Enfin, la qualité nutritionnelle de l’huile de palme est sujette à caution, notent ses opposants. Cette graisse végétale est en effet très riche en acides gras saturés, qui diminuent le taux de bon cholestérol et contribuent à l’augmentation du risque de maladies cardiovasculaires. A noter cependant que, dans l’industrie alimentaire, l’huile de palme s’est largement substituée aux graisses végétales hydrogénées, encore plus nocives pour la santé.
L'HUILE DE PALME PEUT-ELLE ÊTRE DURABLE?
Selon les termes de l’accord de libre-échange avec l’Indonésie, les réductions de droits de douane sur les importations d’huile de palme sont conditionnées au respect de standards écologiques, économiques et sociaux. Pour bénéficier de frais réduits, les importateurs devront donc fournir la preuve que leur produit répond à ces principes de durabilité. Cela passe par des certifications reconnues par la Suisse.
Quatre labels de durabilité devraient être reconnus par la Suisse. Le principal a été lancé par la Table ronde pour l’huile de table durable, plus connue sous le sigle RSPO. Sise à Zurich, cette ONG a été créée en 2004 et vise à promouvoir une durabilité dans l’ensemble de la chaîne de production. Elle regroupe près de 5000 membres issus de 98 pays, dont le WWF, l’organisation caritative Oxfam et plusieurs autres ONG.
La RSPO mentionne des résultats concrets comme la réduction de l’eau utilisée et de la pollution en général ainsi que de meilleures conditions de travail, entre autres. Selon cette organisation, près de 20% de la production mondiale d’huile de palme est désormais certifiée, dont environ un tiers de la production indonésienne. L’immense majorité des importations en Suisse sont déjà issues du label RSPO. Mais cette norme suscite également des doutes. Les plus critiques parlent de "greenwashing", le concept même d’huile de palme durable étant selon eux une illusion.
En 2018, l’Union internationale pour la conservation de la nature (UICN) estimait que la norme RSPO avait du potentiel, mais qu’elle restait peu efficace contre la déforestation.

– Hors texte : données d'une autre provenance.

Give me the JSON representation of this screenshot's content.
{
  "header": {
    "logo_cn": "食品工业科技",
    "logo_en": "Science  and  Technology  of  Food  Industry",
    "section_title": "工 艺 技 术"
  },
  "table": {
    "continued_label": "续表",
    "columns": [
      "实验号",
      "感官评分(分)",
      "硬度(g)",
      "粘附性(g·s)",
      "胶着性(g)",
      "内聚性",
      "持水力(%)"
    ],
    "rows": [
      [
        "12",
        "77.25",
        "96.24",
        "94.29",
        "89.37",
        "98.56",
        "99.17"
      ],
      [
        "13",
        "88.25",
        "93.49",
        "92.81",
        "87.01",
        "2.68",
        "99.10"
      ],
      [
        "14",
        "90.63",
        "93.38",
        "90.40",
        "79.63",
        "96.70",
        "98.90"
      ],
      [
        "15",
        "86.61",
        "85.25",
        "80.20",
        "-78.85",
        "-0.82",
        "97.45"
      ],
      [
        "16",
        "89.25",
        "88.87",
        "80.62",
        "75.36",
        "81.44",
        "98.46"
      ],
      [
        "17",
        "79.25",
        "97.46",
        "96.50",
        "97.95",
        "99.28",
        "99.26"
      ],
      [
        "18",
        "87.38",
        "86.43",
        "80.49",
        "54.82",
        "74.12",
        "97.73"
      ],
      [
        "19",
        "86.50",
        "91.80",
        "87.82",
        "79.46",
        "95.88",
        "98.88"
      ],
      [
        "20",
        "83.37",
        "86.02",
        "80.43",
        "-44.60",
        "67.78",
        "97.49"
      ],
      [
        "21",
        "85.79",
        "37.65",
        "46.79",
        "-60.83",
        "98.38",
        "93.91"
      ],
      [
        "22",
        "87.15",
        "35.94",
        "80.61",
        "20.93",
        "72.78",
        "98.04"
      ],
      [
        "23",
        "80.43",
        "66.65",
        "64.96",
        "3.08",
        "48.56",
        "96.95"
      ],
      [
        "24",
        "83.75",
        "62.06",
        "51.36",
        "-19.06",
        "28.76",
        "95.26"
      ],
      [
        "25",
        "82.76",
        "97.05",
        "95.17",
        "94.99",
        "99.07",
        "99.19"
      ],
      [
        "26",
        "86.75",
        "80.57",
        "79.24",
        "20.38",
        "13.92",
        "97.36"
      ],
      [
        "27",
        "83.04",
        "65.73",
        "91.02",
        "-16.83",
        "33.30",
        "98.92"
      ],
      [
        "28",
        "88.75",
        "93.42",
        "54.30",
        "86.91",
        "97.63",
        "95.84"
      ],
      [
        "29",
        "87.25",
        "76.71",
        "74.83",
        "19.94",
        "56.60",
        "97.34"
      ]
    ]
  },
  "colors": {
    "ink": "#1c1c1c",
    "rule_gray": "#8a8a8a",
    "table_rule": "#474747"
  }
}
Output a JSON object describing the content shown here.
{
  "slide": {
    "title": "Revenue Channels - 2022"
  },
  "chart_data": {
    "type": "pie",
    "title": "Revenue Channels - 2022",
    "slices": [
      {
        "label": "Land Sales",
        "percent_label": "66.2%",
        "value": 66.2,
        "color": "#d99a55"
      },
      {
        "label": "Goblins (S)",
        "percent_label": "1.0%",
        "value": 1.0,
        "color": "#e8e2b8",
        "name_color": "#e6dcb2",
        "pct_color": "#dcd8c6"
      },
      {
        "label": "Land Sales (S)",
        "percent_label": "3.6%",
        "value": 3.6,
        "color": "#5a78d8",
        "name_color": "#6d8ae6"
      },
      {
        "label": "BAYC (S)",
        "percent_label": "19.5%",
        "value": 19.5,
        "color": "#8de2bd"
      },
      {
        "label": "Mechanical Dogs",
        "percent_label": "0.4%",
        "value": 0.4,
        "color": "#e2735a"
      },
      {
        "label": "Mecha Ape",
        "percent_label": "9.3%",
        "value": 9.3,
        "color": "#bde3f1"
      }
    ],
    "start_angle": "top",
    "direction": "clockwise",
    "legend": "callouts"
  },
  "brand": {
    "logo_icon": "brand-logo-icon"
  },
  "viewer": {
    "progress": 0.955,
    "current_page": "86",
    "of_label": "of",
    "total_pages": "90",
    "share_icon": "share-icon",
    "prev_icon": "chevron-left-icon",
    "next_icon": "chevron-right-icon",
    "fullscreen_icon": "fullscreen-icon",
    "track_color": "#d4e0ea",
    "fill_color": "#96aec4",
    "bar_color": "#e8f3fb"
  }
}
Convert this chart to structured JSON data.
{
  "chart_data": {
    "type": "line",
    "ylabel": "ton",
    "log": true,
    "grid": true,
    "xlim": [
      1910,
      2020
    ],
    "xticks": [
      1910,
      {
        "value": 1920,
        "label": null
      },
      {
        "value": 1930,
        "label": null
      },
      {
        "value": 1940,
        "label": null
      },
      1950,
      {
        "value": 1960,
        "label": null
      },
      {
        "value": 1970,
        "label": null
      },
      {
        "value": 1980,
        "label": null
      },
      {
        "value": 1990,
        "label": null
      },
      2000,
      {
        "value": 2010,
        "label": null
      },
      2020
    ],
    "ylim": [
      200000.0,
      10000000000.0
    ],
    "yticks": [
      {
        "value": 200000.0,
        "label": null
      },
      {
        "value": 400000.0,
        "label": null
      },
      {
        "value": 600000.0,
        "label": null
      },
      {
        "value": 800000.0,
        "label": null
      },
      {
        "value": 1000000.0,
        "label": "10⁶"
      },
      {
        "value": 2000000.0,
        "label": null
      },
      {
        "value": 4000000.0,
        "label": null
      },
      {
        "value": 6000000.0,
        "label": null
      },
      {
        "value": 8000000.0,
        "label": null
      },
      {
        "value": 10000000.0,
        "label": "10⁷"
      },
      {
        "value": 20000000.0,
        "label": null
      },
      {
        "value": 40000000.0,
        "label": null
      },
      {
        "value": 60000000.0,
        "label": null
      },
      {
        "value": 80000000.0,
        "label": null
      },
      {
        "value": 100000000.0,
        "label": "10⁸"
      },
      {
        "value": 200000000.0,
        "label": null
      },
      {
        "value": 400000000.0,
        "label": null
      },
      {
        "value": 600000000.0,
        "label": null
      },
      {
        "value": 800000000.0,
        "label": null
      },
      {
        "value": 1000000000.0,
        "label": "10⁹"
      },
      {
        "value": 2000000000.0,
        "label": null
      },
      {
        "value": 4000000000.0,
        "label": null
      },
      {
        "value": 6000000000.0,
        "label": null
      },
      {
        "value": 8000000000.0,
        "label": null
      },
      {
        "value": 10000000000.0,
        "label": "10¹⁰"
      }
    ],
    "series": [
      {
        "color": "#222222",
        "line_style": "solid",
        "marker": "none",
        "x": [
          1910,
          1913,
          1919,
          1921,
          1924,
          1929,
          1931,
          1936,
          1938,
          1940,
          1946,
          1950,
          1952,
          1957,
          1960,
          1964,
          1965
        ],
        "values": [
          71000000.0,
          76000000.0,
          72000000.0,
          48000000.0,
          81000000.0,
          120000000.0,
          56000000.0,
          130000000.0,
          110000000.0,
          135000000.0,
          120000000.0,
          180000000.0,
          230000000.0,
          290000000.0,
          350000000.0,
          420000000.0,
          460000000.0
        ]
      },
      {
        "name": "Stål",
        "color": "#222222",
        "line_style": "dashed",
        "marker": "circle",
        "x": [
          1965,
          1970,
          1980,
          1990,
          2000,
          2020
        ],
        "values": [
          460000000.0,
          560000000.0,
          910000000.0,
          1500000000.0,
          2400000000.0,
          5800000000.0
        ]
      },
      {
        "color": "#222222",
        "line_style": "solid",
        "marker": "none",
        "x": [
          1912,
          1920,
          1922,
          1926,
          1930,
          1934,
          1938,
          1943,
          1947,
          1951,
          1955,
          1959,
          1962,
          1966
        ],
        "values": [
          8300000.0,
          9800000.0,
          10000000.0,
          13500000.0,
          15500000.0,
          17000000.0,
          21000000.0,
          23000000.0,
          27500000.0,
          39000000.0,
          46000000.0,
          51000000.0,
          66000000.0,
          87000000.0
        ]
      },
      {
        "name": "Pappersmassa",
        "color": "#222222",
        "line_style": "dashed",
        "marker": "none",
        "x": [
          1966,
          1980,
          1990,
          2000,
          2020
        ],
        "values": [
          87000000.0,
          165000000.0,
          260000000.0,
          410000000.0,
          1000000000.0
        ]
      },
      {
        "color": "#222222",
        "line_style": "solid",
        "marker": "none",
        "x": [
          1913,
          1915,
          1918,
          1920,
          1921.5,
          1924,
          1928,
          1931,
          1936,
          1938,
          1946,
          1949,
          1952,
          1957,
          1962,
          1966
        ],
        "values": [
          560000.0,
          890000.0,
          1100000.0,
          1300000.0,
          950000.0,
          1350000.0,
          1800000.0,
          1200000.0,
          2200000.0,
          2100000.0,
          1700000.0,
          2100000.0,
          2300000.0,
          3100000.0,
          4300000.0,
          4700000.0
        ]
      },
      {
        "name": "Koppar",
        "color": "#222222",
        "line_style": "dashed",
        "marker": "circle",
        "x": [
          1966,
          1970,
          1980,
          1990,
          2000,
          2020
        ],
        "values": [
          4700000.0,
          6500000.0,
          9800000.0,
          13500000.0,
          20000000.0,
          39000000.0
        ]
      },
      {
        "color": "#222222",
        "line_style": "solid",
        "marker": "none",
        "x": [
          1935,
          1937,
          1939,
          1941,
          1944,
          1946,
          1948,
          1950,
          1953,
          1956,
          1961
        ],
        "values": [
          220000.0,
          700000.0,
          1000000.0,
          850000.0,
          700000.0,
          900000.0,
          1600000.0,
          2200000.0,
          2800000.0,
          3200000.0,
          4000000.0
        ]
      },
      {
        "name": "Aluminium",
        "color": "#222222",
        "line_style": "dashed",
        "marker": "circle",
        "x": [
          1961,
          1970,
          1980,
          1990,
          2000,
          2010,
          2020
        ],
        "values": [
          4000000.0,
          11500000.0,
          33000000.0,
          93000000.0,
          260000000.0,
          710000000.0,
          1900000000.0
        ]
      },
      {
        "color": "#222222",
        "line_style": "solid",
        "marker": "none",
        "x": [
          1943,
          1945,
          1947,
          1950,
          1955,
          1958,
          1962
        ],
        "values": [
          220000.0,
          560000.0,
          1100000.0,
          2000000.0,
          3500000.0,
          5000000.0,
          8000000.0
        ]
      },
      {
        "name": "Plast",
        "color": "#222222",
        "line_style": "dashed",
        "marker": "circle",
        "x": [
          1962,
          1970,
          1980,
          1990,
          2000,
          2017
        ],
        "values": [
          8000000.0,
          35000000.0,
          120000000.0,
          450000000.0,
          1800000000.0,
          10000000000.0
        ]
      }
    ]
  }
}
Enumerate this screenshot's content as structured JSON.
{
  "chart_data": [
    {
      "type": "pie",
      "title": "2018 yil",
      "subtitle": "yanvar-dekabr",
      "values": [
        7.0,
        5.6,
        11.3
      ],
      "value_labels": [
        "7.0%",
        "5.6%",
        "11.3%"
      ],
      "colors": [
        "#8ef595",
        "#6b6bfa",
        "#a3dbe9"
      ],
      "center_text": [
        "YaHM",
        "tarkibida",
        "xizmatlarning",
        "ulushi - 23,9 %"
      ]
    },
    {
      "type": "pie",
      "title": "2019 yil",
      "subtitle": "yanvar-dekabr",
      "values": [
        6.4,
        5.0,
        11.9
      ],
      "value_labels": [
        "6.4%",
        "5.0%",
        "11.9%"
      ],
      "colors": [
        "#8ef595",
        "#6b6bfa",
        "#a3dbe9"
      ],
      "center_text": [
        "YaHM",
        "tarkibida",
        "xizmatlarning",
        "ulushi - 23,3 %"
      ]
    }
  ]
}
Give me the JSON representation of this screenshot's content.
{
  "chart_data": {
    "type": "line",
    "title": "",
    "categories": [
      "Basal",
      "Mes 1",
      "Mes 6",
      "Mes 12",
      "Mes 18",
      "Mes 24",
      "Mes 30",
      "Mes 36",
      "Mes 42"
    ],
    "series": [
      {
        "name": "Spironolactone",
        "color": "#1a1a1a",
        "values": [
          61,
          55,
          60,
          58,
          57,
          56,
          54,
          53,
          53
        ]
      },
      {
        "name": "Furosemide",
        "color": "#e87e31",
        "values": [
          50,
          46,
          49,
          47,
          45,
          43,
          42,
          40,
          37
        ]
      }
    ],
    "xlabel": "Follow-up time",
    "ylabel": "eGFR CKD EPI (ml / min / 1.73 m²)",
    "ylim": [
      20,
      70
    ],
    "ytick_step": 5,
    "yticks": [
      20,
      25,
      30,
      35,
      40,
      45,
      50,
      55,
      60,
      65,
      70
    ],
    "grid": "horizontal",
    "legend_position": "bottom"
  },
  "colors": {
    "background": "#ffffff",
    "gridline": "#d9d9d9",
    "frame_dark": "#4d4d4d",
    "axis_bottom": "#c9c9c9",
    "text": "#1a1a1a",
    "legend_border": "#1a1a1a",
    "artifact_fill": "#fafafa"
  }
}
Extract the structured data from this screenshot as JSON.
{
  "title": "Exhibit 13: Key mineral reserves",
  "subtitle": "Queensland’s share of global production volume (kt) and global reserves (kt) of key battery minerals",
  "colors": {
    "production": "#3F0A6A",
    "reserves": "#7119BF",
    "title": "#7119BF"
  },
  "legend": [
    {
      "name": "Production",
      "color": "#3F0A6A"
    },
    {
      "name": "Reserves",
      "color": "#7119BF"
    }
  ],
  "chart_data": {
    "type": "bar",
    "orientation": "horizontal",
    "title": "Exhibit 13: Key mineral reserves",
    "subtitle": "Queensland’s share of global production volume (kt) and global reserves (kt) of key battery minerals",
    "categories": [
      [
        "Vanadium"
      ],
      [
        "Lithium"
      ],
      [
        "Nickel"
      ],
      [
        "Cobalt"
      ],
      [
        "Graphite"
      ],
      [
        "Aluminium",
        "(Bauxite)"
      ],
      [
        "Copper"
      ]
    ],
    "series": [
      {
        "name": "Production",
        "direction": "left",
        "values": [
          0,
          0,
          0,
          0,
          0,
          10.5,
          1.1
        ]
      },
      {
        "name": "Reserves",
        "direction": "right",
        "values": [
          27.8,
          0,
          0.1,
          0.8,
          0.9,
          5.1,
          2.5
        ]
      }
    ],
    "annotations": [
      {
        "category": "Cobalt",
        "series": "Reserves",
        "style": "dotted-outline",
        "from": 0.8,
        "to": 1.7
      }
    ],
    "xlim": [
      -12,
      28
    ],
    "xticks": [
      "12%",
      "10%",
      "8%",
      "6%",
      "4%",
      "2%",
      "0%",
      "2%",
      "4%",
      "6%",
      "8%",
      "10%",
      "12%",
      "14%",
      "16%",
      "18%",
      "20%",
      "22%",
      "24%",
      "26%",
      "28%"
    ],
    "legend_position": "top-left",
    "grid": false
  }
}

Le WWF lui-même admet que les standards “ne satisfont pas aux exigences à tous les égards”. L’organisation s’est ainsi donné pour objectif d’instaurer des directives plus sévères au sein de la RSPO en lançant avec d’autres organisations le Palm Oil Innovation Group (POIG).
Selon une étude de l'EPFL et de l'institut fédéral de recherches WSL menée en Colombie et publiée en novembre 2019, l'huile de palme peut être durable si elle est bien cultivée. C'est le cas lorsqu'un ancien pâturage est transformé en culture de palmiers à huile, notent les chercheurs. Un an plus tôt, une autre étude de l'EPFL et du WSL relevait toutefois que, en Indonésie et en Malaisie, la déforestation liée directement ou indirectement à l’élaeiculture avait un impact négatif élevé en termes de perte de biodiversité et de coût carbone.